Estes direitos são reinforçados pela Commissão Anti-Discriminação de Massachusetts (MCAD).

Em até UM ANO da implementação desta Carta de Direitos, o Escritório Executivo do Desenvolvimento de Trabalho e Mão-De-Obra irá:

·         Desenvolver um programa multi-lingual de amplo alcance, para informar Trabalhadoras Domésticas e seus empregadores de seus direitos e responsabilidades perante a Lei.

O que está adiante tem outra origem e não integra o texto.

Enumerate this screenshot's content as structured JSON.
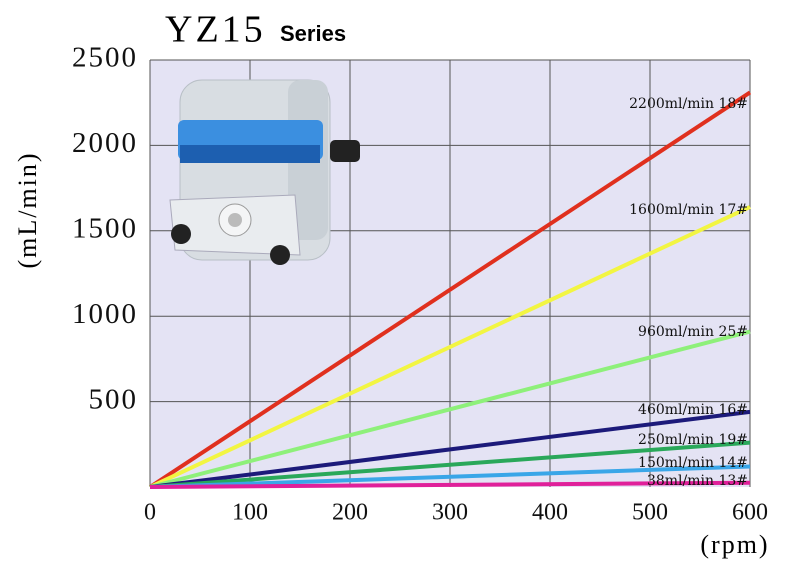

·         O programa incluirá informações sobre seus direitos, modelos de acordos de emprego, materiais educacionais para empregadores em seus deveres de gerenciamento de recursos humanos, tais como informaçoes sobre impostos, benefícios, seguros e um modelo escrito de avaliação de desempenho.

 

ATÉ O DIA 1º DE ABRIL DE 2015, O ADVOGADO GERAL PUBLICARÁ REGULAMENTAÇÕES DIRECIONADAS ÀS PARTES DA CARTA DE DIREITOS QUE SÃO REINFORÇADAS POR SUA DIVISÃO E TAIS PARTES ENTRARÃO EM VIGOR.